A family restored is not a family remade
What is it like to be one of those families whose child is abducted? What is it like to be one of those families whose child is miraculously restored to them? The Vincents, in Atlanta author Sheri Joseph’s unsettling novel Where You Can Find Me, know the answer to both questions. When he was 11, their son Caleb was abducted, then found three years later. He and his family—mother Marlene, dad Jeff and precocious little sister Lark—struggle to pick up the pieces after he returns.
But Caleb’s abduction and return only exacerbate what was already wrong with Marlene and Jeff’s marriage. Deeply flawed, neither Marlene nor Jeff can give their children what they need, at least not by themselves. Eventually, Marlene takes the kids from Georgia to her mother-in-law Hilda’s ramshackle hotel in the rainforest of Costa Rica, without Jeff. There, no one knows who Caleb is. There are no news vans on the street; no one points and stares. Hilda is distracted but loving, and her man-boy of a son Lowell becomes a buddy to Caleb and Lark.

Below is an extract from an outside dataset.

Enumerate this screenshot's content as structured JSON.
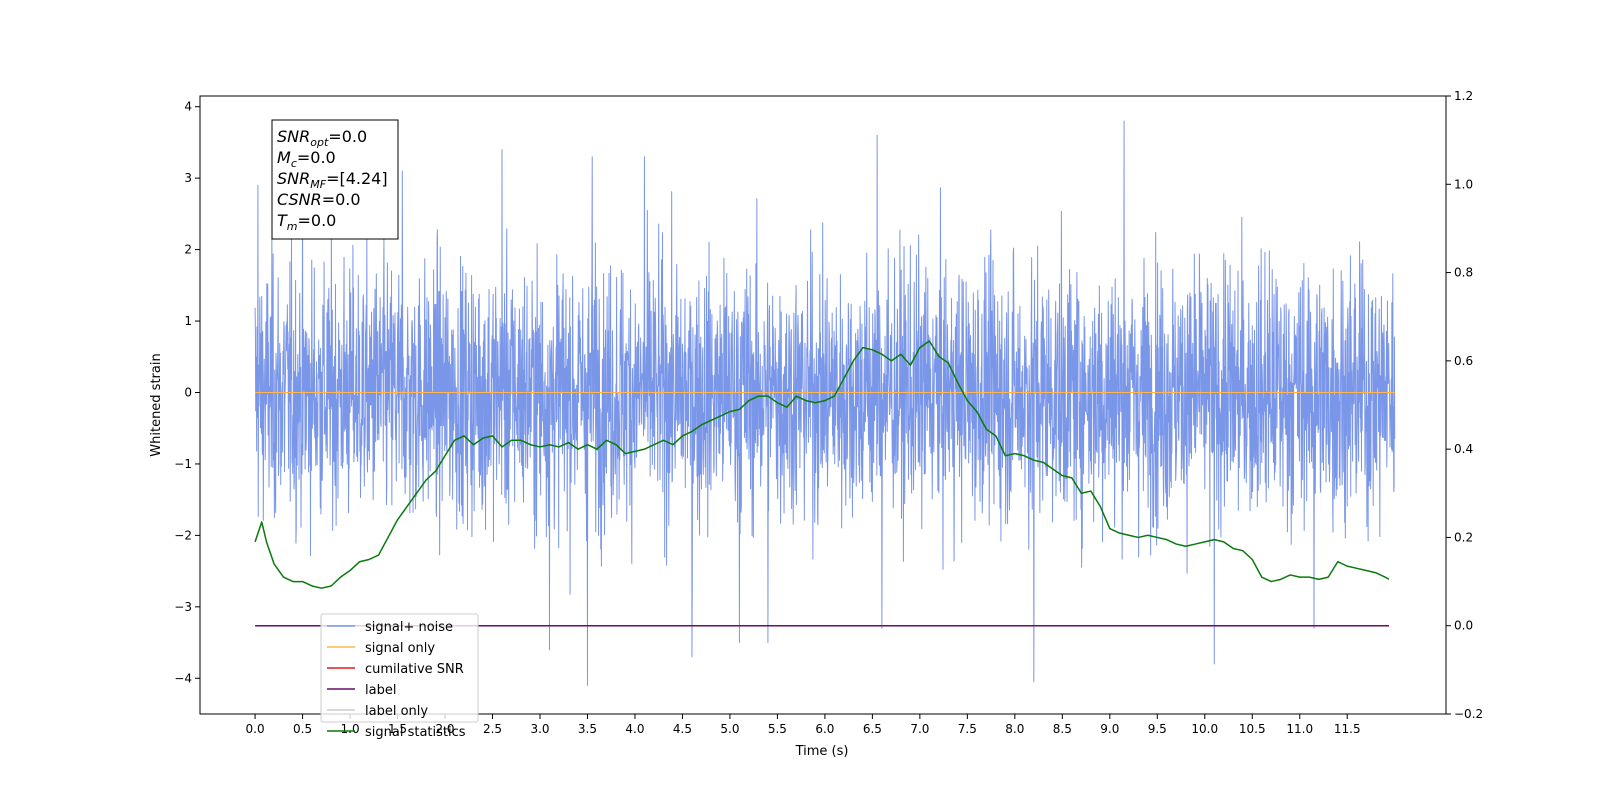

All seems to be well, but one mark of a good writer is the ability to hint at the disquiet beneath what looks like a calm surface. Like Hilda’s old hotel, part of it fallen into the valley and the rest teetering on the edge of a cliff, the reader is kept in a state of almost nail-biting uncertainty when it comes to this family’s recovery. In Where You Can Find Me, Joseph takes on a difficult subject and makes it work.